Fracking planned for Anticosti Island in the St. Lawrence

The Quebec government has indicated it plans to invest as much as $115 million into oil exploration on Anticosti Island, an ecologically sensitive island situated on top of the Utica Shale deposit at the outlet of the St. Lawrence River about 900 kilometers northeast of Montreal.

Anticosti Island

While the amount of oil on Anticosti Island is unknown, it has been speculated that it could be up to 45 billion barrels of oil. It is most likely that the oil would be extracted through 15 to 22 fracking wells. In August 2013, Petrolia proposed to use propane, rather than water, to frack some 300 million barrels of oil to save on the costs of building infrastructure on the island to treat the wastewater produced from the drilling.

The island is 1½ times larger than Prince Edward Island and about one-quarter the size of Belgium.

The government will be partnering with three companies that currently own the permits for the island – Québec City-based companies Petrolia Inc. and Junex Inc., as well as Halifax-based Corridor Resources. The exploration will be done by Maurel & Prom (France’s second largest oil and gas company), Ressources Quebec (a government agency), and an unspecified third company.

Quebec premier Pauline Marois said there could be $45 billion in royalties, profits and taxes for the province over the next thirty years. She also said that this project is a step toward ‘energy independence’ for Quebec given the province imports about $14 billion worth of oil per year.

Our allies Équiterre, Greenpeace, the David Suzuki Foundation, and the Association québécoise de lutte contre la pollution atmosphérique, along with Amir Khadir of Québec Solidaire and others have expressed their opposition to the drilling on Anticosti Island.

The Council of Canadians joins with them and opposes fracking on Anticosti Island.

Anticosti Island

We are also keeping an eye on potential ‘trade’ implications.

The Financial Post has reported, “When asked why the government would back fracking on Anticosti and not elsewhere, Quebec environment minister Yves-François Blanchet said the island is big and sparsely populated while the St. Lawrence lowlands has a lot of farms.”

It remains to be seen if this will have an impact on the NAFTA Chapter 11 challenge by Delaware-based Lone Pine Resources Inc.
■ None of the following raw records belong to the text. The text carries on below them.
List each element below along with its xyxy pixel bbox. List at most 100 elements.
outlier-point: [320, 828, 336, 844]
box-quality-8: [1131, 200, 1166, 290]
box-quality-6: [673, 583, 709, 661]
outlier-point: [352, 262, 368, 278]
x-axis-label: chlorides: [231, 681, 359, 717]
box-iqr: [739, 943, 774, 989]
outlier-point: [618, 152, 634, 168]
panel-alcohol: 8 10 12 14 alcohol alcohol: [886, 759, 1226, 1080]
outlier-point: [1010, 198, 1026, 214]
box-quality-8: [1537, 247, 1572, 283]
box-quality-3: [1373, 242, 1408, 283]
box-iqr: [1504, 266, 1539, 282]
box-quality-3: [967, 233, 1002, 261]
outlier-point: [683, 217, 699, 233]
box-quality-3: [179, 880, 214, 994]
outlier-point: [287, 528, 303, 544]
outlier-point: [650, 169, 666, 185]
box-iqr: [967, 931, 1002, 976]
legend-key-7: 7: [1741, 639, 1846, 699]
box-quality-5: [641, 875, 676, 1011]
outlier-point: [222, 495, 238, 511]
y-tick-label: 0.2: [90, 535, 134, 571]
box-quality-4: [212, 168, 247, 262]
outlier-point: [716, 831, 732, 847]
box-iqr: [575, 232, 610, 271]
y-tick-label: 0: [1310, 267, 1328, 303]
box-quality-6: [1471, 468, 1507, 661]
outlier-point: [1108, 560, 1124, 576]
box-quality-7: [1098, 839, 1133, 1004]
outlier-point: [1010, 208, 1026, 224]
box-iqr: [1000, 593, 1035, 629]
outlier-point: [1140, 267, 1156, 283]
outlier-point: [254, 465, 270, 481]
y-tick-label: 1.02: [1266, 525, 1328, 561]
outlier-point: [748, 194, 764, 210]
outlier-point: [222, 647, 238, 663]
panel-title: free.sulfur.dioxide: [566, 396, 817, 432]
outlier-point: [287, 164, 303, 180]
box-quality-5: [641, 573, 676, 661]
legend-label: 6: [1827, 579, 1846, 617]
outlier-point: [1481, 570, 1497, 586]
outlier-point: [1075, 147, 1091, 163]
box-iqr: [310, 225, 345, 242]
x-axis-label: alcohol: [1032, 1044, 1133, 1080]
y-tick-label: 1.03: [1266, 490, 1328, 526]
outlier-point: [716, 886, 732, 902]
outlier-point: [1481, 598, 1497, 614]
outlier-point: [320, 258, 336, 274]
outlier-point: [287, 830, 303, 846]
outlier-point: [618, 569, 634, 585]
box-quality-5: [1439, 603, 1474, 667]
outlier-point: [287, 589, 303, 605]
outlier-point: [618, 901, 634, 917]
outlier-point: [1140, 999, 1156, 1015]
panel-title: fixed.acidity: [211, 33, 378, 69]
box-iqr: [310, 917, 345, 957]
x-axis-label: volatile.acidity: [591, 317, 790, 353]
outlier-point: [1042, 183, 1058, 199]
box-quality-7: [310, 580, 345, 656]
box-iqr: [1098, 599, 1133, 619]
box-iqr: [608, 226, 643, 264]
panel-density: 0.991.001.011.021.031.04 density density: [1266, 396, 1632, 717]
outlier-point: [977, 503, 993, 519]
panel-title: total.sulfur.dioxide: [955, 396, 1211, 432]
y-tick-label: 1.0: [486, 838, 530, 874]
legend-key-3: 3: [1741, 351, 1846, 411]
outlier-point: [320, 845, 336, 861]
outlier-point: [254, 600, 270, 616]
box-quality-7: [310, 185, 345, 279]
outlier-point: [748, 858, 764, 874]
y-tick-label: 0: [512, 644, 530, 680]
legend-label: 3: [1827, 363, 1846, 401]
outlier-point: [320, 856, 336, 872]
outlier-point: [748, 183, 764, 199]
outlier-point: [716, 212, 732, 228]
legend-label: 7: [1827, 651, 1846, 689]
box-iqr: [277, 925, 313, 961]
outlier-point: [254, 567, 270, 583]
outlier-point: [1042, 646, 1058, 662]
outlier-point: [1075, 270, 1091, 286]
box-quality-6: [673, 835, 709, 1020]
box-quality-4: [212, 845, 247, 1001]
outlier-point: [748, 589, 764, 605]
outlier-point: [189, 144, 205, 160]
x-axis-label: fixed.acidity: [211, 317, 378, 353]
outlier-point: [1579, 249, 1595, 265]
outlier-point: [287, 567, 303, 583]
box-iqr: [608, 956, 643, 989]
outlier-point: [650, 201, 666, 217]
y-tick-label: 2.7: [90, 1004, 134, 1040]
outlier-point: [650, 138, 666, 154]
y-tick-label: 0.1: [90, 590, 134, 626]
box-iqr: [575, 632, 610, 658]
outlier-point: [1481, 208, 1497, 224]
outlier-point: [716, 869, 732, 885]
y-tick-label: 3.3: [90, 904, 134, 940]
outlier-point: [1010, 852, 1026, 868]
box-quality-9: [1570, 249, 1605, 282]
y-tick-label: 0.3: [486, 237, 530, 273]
That company is claiming $250 million in damages because of Quebec’s ban on oil and gas exploration permits for deposits under the St. Lawrence River upstream of Anticosti Island.

And with France’s second largest oil and gas company involved in exploration on Anticosti Island, we’ll also keep in mind potential implications further down the road with respect to the Canada-European Union free trade agreement.